Он не добавил, что их «первоначальные успехи» после этого резко пошли на спад. Газеты напечатали редакционные статьи о Келти, затем редакторы подумали и отступили — не в стратегическом плане, потому что средства массовой информации редко признают свои ошибки, просто «новости», поступающие из пресс-центра Белого дома, если и не хвалили Райана, то, по крайней мере, перестали включать такие резкие слова, как «колеблющийся», «неуверенный», «замешательство» и тому подобное. Белый дом не может быть в замешательстве, когда главой администрации президента является Арни ван Дамм, и весь вашингтонский истэблишмент знал это.

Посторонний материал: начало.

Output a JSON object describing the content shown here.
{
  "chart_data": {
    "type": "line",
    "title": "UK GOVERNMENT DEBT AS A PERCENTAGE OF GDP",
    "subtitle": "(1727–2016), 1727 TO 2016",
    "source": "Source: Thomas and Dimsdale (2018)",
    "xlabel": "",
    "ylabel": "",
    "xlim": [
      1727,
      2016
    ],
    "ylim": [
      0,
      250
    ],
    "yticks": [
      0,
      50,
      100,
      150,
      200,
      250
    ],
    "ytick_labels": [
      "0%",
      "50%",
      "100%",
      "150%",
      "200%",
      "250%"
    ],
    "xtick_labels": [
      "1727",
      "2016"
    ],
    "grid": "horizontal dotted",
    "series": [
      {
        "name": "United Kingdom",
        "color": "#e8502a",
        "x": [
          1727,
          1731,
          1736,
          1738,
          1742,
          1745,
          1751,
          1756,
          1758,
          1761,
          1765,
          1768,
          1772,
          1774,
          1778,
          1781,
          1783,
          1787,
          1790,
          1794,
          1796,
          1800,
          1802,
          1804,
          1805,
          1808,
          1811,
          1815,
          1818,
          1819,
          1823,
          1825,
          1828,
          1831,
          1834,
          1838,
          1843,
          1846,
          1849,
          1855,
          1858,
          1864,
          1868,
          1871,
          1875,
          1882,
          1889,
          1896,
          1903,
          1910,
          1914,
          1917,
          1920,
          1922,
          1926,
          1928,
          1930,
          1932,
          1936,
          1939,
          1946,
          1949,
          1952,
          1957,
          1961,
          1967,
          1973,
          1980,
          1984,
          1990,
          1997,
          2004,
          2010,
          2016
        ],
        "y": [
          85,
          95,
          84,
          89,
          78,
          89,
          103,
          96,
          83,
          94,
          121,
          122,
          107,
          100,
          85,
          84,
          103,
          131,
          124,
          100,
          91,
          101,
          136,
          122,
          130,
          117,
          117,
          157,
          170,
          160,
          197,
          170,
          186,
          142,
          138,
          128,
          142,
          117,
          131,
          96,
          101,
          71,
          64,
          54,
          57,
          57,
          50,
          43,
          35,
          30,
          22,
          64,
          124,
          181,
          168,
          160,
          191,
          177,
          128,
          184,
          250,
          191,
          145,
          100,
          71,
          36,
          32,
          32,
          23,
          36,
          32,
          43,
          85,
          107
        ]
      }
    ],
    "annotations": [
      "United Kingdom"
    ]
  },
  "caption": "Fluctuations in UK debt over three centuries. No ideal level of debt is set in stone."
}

Назначения на важные министерские посты, сделанные Райаном, сначала вызвали неодобрение у средств массовой информации, но вскоре вновь назначенные министры всерьёз взялись за работу. Адлер был кадровым дипломатом, сумевшим сделать блестящую карьеру; ещё будучи молодым сотрудником Государственного департамента, он провёл слишком много брифингов по вопросам международной политики, и корреспонденты просто не могли выступить против него, а Адлер высоко оценивал опыт Райана в международных делах. Джордж Уинстон, хотя и принадлежал к плутократам, пришедшим со стороны, провёл «незаметную» чистку своего министерства, а в его справочнике значились телефонные номера всех финансовых обозревателей от Берлина до Токио, и он обращался к ним, чтобы знать их точку зрения и выслушать советы. Но самое большое удивление вызвал Тони Бретано, ставший главой Пентагона. Громогласный противник существующей системы, не скрывающий своей точки зрения уже десяток лет, он пообещал сообществу репортёров, пишущих по вопросам обороны, что вычистит этот храм или погибнет в борьбе. Он подтвердил, что они были правы, заявляя, какие огромные средства напрасно расходуются Министерством обороны, но он с одобрения президента приложит все усилия, чтобы раз и навсегда избавиться от коррупции, связанной с поставками снаряжения.